L'herbe y est douce et je ne résiste pas au plaisir de glisser mes mains
dedans, puis de m'y allonger. Le ciel est encore clair au zénith. Je
laisse le vent faire n'importe quoi de mes cheveux et reste longtemps
immobile, les yeux fermés, guettant le moindre pas dans le jardin ou la
maison. Seuls de menus chants d'oiseaux me bercent.
J'ai fait semblant de ne pas la voir tout de suite mais une fenêtre est
ouverte à l'étage. Il est peut-être là après tout ? Il est possible qu'il
ne m'ait pas entendue. Il est aussi capable de poursuivre paisiblement le
cours de ses activités jusqu'à ce que je vienne à lui. La fraîcheur achève
de me convaincre de me remettre debout. Je me faufile à l'intérieur et me
lance silencieusement à travers cette maison qui regorge de sa présence.
Il y a un petit pot de basilic et un jambon entamé sur la table de la
cuisine qui respire le poivron et l'olive.
Dans le bureau son ordinateur est ouvert, un tableau est appuyé contre
d'autres murs couverts de bouquins et deux hommes d'ébène dressent dans un
coin leurs silhouettes maigres. Il y a aussi des photos qui me tournent le
dos et que je ne regarde pas. C'est là que la fenêtre est ouverte.
La salle de bain est inoccupée. Ne reste que sa chambre, dont la porte est
entrouverte sur un lit en tempête où surnagent un T-shirt et une serviette
de bain. Il y sur les murs des photos de vagues supplémentaires explosant
sur des rochers et puis celle-ci, que je connais, de lui en noir et blanc
photographié par son père. Son regard souriant se pose directement sur
moi.

Ne reste à explorer qu'une petite porte en haut d'une échelle. Le bout de
grenier que je découvre derrière est évidemment aussi vide de lui que le
reste de la maison. Je distingue dans l'obscurité un miroir qui ressemble
étrangement à celui de l'entrée, mais celui-ci ne me happera pas par
surprise. Je ressors et ferme soigneusement la porte.
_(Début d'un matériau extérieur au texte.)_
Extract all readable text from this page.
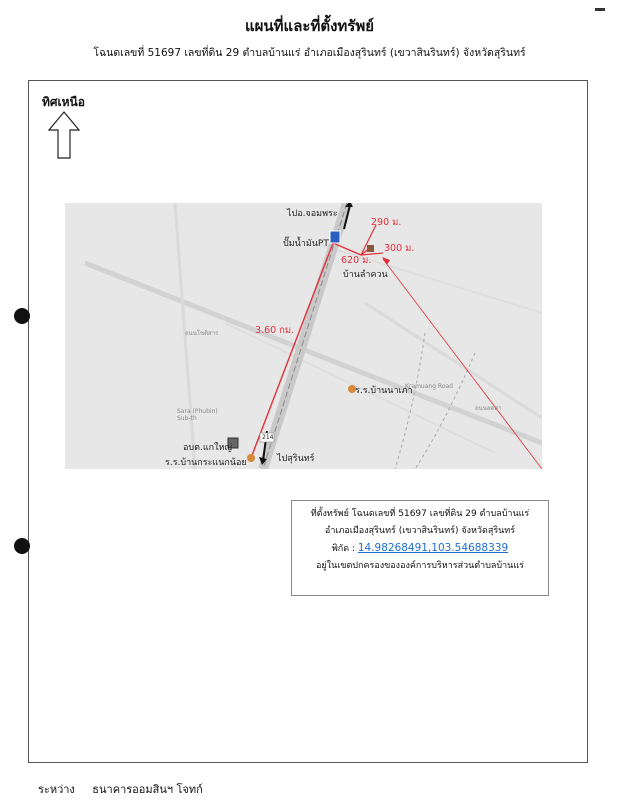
แผนที่และที่ตั้งทรัพย์
โฉนดเลขที่ 51697 เลขที่ดิน 29 ตำบลบ้านแร่ อำเภอเมืองสุรินทร์ (เขวาสินรินทร์) จังหวัดสุรินทร์
ทิศเหนือ
ไปอ.จอมพระ
290 ม.
ปั๊มน้ำมันPT	300 ม.
620 ม.
บ้านลำควน
3.60 กม.
ร.ร.บ้านนาเภา
อบต.แกใหญ่
ร.ร.บ้านกระแนกน้อย
214
ไปสุรินทร์
Sara (Phubin)
Sub-th
ถนนโชติสาร
ถนนลดสา
Kramuang Road
ที่ตั้งทรัพย์ โฉนดเลขที่ 51697 เลขที่ดิน 29 ตำบลบ้านแร่
อำเภอเมืองสุรินทร์ (เขวาสินรินทร์) จังหวัดสุรินทร์
พิกัด : 14.98268491,103.54688339
อยู่ในเขตปกครองขององค์การบริหารส่วนตำบลบ้านแร่
ระหว่าง ธนาคารออมสินฯ โจทก์
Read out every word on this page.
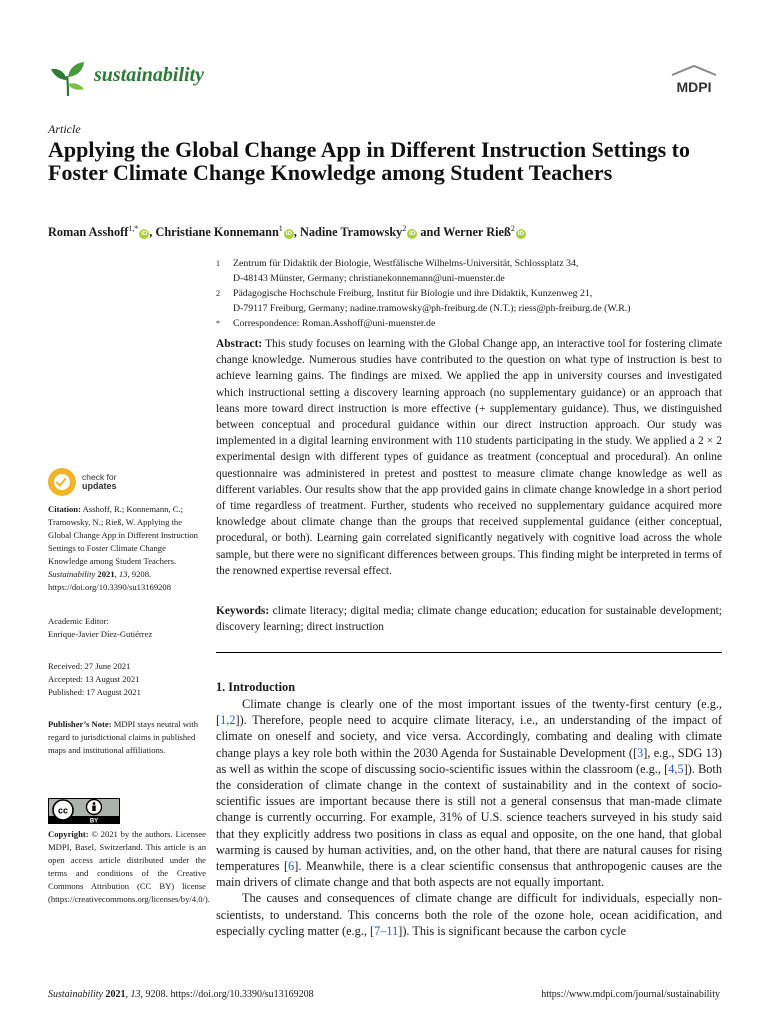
sustainability
MDPI
Article
Applying the Global Change App in Different Instruction Settings to Foster Climate Change Knowledge among Student Teachers
Roman Asshoff$^{1,*}$iD , Christiane Konnemann$^1$iD , Nadine Tramowsky$^2$iD and Werner Rieß$^2$iD
1 Zentrum für Didaktik der Biologie, Westfälische Wilhelms-Universität, Schlossplatz 34,
D-48143 Münster, Germany; christianekonnemann@uni-muenster.de
2 Pädagogische Hochschule Freiburg, Institut für Biologie und ihre Didaktik, Kunzenweg 21,
D-79117 Freiburg, Germany; nadine.tramowsky@ph-freiburg.de (N.T.); riess@ph-freiburg.de (W.R.)
* Correspondence: Roman.Asshoff@uni-muenster.de
Abstract: This study focuses on learning with the Global Change app, an interactive tool for fostering climate change knowledge. Numerous studies have contributed to the question on what type of instruction is best to achieve learning gains. The findings are mixed. We applied the app in university courses and investigated which instructional setting a discovery learning approach (no supplementary guidance) or an approach that leans more toward direct instruction is more effective (+ supplementary guidance). Thus, we distinguished between conceptual and procedural guidance within our direct instruction approach. Our study was implemented in a digital learning environment with 110 students participating in the study. We applied a 2 × 2 experimental design with different types of guidance as treatment (conceptual and procedural). An online questionnaire was administered in pretest and posttest to measure climate change knowledge as well as different variables. Our results show that the app provided gains in climate change knowledge in a short period of time regardless of treatment. Further, students who received no supplementary guidance acquired more knowledge about climate change than the groups that received supplemental guidance (either conceptual, procedural, or both). Learning gain correlated significantly negatively with cognitive load across the whole sample, but there were no significant differences between groups. This finding might be interpreted in terms of the renowned expertise reversal effect.
Keywords: climate literacy; digital media; climate change education; education for sustainable development; discovery learning; direct instruction
1. Introduction

Climate change is clearly one of the most important issues of the twenty-first century (e.g., [1,2]). Therefore, people need to acquire climate literacy, i.e., an understanding of the impact of climate on oneself and society, and vice versa. Accordingly, combating and dealing with climate change plays a key role both within the 2030 Agenda for Sustainable Development ([3], e.g., SDG 13) as well as within the scope of discussing socio-scientific issues within the classroom (e.g., [4,5]). Both the consideration of climate change in the context of sustainability and in the context of socio-scientific issues are important because there is still not a general consensus that man-made climate change is currently occurring. For example, 31% of U.S. science teachers surveyed in his study said that they explicitly address two positions in class as equal and opposite, on the one hand, that global warming is caused by human activities, and, on the other hand, that there are natural causes for rising temperatures [6]. Meanwhile, there is a clear scientific consensus that anthropogenic causes are the main drivers of climate change and that both aspects are not equally important.

The causes and consequences of climate change are difficult for individuals, especially non-scientists, to understand. This concerns both the role of the ozone hole, ocean acidification, and especially cycling matter (e.g., [7–11]). This is significant because the carbon cycle

check for
updates
Citation: Asshoff, R.; Konnemann, C.; Tramowsky, N.; Rieß, W. Applying the Global Change App in Different Instruction Settings to Foster Climate Change Knowledge among Student Teachers. Sustainability 2021, 13, 9208. https://doi.org/10.3390/su13169208
Academic Editor:
Enrique-Javier Díez-Gutiérrez
Received: 27 June 2021
Accepted: 13 August 2021
Published: 17 August 2021
Publisher’s Note: MDPI stays neutral with regard to jurisdictional claims in published maps and institutional affiliations.
cc
BY
Copyright: © 2021 by the authors. Licensee MDPI, Basel, Switzerland. This article is an open access article distributed under the terms and conditions of the Creative Commons Attribution (CC BY) license (https://creativecommons.org/licenses/by/4.0/).
Sustainability 2021, 13, 9208. https://doi.org/10.3390/su13169208	https://www.mdpi.com/journal/sustainability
Redescendue dans le salon j'y rencontre le dernier rougeoiement du
couchant. La lumière semble émaner du plancher, si lisse que je me
déchausse. Le bois est tiède et tendre sous les pieds.
Je n'en peux plus d'avoir les bras vides et de ce coeur qui ne se calme
pas. Je me glisse dans le canapé et attrape l'un des coussins. Je
l'attendrai pelotonnée ici.
L'obscurité monte doucement des creux de la ville. J'aperçois une étoile.
La lune brille plus fort. Ca y est, il fait nuit.

J'ai dû m'endormir et je sens vaguement, comme dans une autre réalité, un
chatouillement de larmes s'égarant dans mes cheveux...
Non. Non, je ne veux pas que ce n'ait été qu'un rêve...
Je me relève délicatement pour ne pas m'éveiller, grimpe à nouveau
l'escalier, puis l'échelle. En laissant la porte ouverte et le couloir
éclairé on y voit suffisamment. Le miroir m'attend et cette fois j'y
plonge tout droit. Le visage qu'il me renvoie est un peu timide, mais il y
a là, je ne sais comment, tout le réconfort que l'homme qui vit ici trouve
dans nos lettres, nos câlins et nos secrets. Mais ni assez brillante, ni
assez dénouée, je ne suis pas celle qu'il veut montrer à son bras devant
les amis, je le sais.

Le rêve s'évanouit maintenant.
Et oui, je le sais, il ne me donnera pas ses clefs.